You know some people say that neon is wicked evil and they will find any way to outlaw neon in inner-city and downtown environments. They think it’s cheap and sleazy, and it’s true that there’s cheap neon work that’s tacky and terrible. But really well-made neon is incomparable and can’t be beat for splash and eye-grabbing advertisement. Some of my local pieces are the outdoor Eternity Now sign and the Panther Coffee sign – everybody loves the Panther Coffee sign. I did the sign in Wynwood, the original one.

I’ve had commercial stuff in different TV shows. A Bruce Willis movie, “Mercury Rising,” had one of my neon pieces, and another was in the movie “Something About Mary.” So yeah, I’ve been around; for most of my wholesale work, I did thousands and thousands of neon lights that are scattered across the planet. I’ve shipped stuff all over the world. I’m sure a lot it will still be around when I’m not. Neon is forever, so they say.

It’s pretty cool that there’s so much neon in Miami. Miami has been good about that, the inspiration. I take inspiration from pieces here and decide how I want to make my work by adding creativity and thought to make it new.

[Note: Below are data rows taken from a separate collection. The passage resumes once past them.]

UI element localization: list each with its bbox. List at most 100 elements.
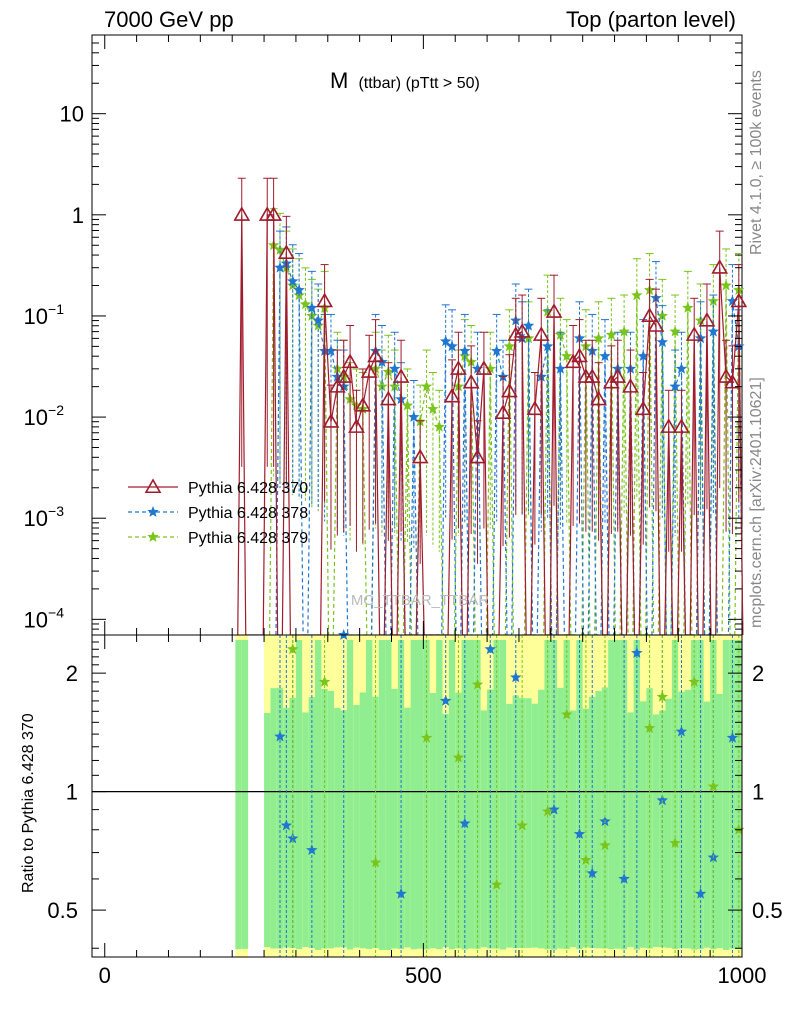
uncertainty-band-inner	[691, 640, 698, 950]
main-plot-panel: 10 1 10−1 10−2 10−3 10−4 MC_TTBAR_TTBAR M (tt…	[24, 34, 748, 636]
data-point	[328, 378, 346, 393]
uncertainty-band-inner	[640, 701, 647, 948]
uncertainty-band-inner	[729, 640, 736, 949]
uncertainty-band-inner	[595, 691, 602, 949]
data-point	[411, 448, 429, 464]
ratio-point	[452, 751, 465, 763]
data-point	[730, 292, 748, 308]
data-point	[408, 411, 420, 422]
ratio-point	[440, 694, 452, 706]
ratio-point	[586, 867, 598, 879]
ratio-series-379	[287, 635, 745, 957]
data-point	[274, 243, 286, 255]
data-point	[440, 335, 452, 347]
data-point	[634, 400, 652, 416]
uncertainty-band-inner	[608, 640, 615, 950]
data-point	[641, 307, 658, 322]
data-point	[682, 301, 694, 313]
mcplots-citation-label: mcplots.cern.ch [arXiv:2401.10621]	[748, 377, 765, 628]
legend-marker	[147, 531, 159, 542]
uncertainty-band-inner	[538, 689, 545, 949]
uncertainty-band-inner	[410, 640, 417, 950]
uncertainty-band-inner	[467, 640, 475, 949]
data-point	[450, 360, 467, 375]
rivet-version-label: Rivet 4.1.0, ≥ 100k events	[748, 70, 765, 255]
uncertainty-band-inner	[614, 640, 621, 949]
uncertainty-band-inner	[474, 640, 481, 949]
uncertainty-band-inner	[627, 712, 634, 948]
uncertainty-band-inner	[340, 710, 347, 948]
uncertainty-band-inner	[499, 640, 507, 950]
ratio-point	[459, 817, 471, 829]
data-point	[711, 259, 729, 274]
uncertainty-band-inner	[703, 701, 711, 948]
ratio-y-tick-label-left: 2	[66, 661, 78, 686]
data-point	[316, 292, 333, 308]
uncertainty-band-inner	[404, 707, 411, 948]
uncertainty-band-inner	[321, 688, 328, 949]
ratio-point	[420, 731, 433, 743]
data-point	[707, 325, 719, 337]
uncertainty-band-inner	[550, 640, 558, 950]
ratio-point	[573, 828, 586, 839]
uncertainty-band-inner	[315, 640, 322, 950]
data-point	[389, 380, 401, 392]
data-point	[522, 332, 535, 344]
plot-title-sub: (ttbar) (pTtt > 50)	[358, 75, 479, 92]
data-point	[647, 317, 665, 332]
ratio-point	[338, 629, 350, 640]
ratio-point	[306, 844, 318, 855]
data-point	[469, 448, 486, 464]
data-point	[554, 362, 567, 374]
uncertainty-band-inner	[544, 640, 551, 950]
legend-marker	[147, 506, 159, 517]
data-point	[360, 363, 378, 378]
data-point	[274, 261, 286, 273]
data-point	[561, 350, 573, 361]
data-point	[522, 319, 535, 331]
ratio-point	[318, 675, 331, 687]
data-point	[675, 362, 688, 374]
data-point	[443, 387, 461, 403]
legend-label: Pythia 6.428 378	[188, 505, 308, 522]
ratio-point	[548, 803, 560, 815]
data-point	[622, 378, 639, 393]
ratio-point	[287, 643, 299, 655]
ratio-point	[599, 839, 611, 851]
ratio-y-axis-label: Ratio to Pythia 6.428 370	[20, 713, 37, 893]
uncertainty-band-inner	[417, 640, 424, 949]
uncertainty-band-inner	[366, 640, 373, 949]
ratio-point	[688, 675, 700, 687]
uncertainty-band-inner	[334, 707, 341, 948]
data-point	[471, 362, 484, 374]
ratio-y-tick-label-left: 0.5	[47, 898, 78, 923]
data-point	[446, 340, 458, 352]
uncertainty-band-inner	[716, 694, 723, 949]
y-tick-label: 10−2	[24, 402, 65, 430]
ratio-point	[631, 647, 643, 658]
data-point	[609, 368, 627, 383]
ratio-point	[669, 837, 681, 848]
uncertainty-band-inner	[671, 640, 679, 949]
watermark: MC_TTBAR_TTBAR	[351, 592, 490, 609]
data-point	[287, 275, 299, 287]
uncertainty-band-inner	[235, 640, 242, 950]
x-tick-label: 500	[405, 963, 442, 988]
data-point	[484, 362, 496, 374]
data-point	[322, 413, 340, 428]
data-point	[354, 396, 372, 412]
ratio-point	[516, 819, 528, 831]
ratio-point	[643, 722, 656, 733]
legend-label: Pythia 6.428 379	[188, 530, 308, 547]
uncertainty-band-inner	[378, 640, 386, 950]
data-point	[726, 295, 739, 306]
ratio-point	[694, 887, 707, 899]
data-point	[637, 350, 649, 361]
x-tick-label: 0	[99, 963, 111, 988]
uncertainty-band-inner	[359, 692, 367, 949]
uncertainty-band-inner	[448, 640, 456, 950]
data-point	[720, 279, 732, 291]
uncertainty-band-inner	[722, 640, 730, 950]
data-point	[656, 309, 668, 321]
ratio-point	[395, 887, 407, 899]
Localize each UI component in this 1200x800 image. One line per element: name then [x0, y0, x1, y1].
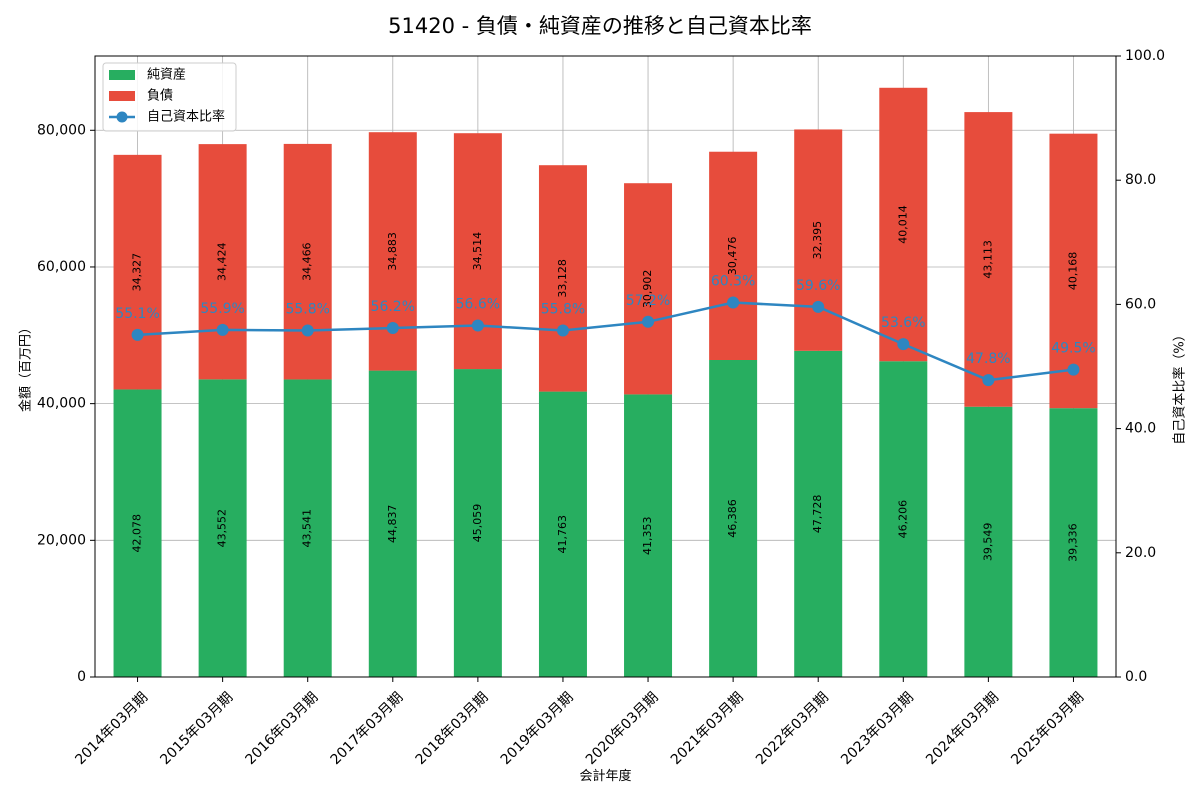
- bar-label-net-assets: 41,763: [556, 515, 569, 554]
- y2-tick-label: 60.0: [1125, 296, 1156, 312]
- bar-net-assets[interactable]: [453, 369, 502, 677]
- ratio-label: 56.2%: [371, 299, 415, 315]
- legend-label: 純資産: [147, 67, 186, 83]
- bar-label-liabilities: 34,466: [301, 242, 314, 281]
- y2-tick-label: 0.0: [1125, 669, 1147, 685]
- bar-net-assets[interactable]: [879, 361, 928, 677]
- y-tick-label: 80,000: [37, 122, 86, 138]
- bar-label-net-assets: 39,336: [1066, 523, 1079, 562]
- bar-label-liabilities: 43,113: [981, 240, 994, 279]
- y2-tick-label: 100.0: [1125, 48, 1165, 64]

Before coming to South Florida, I was in Texas for a decade and I loved the water down there, too. When I first came and saw the crystal clear waters of South Florida, I decided that I wanted to be a boat bum in the Florida Keys. So, the water is what drew me here. I like the outdoors here, and playing with boats. I feel lucky to be doing this in the Florida Keys, but neon is still a Miami thing, and that’s where the work and business are. Miami is where the action is.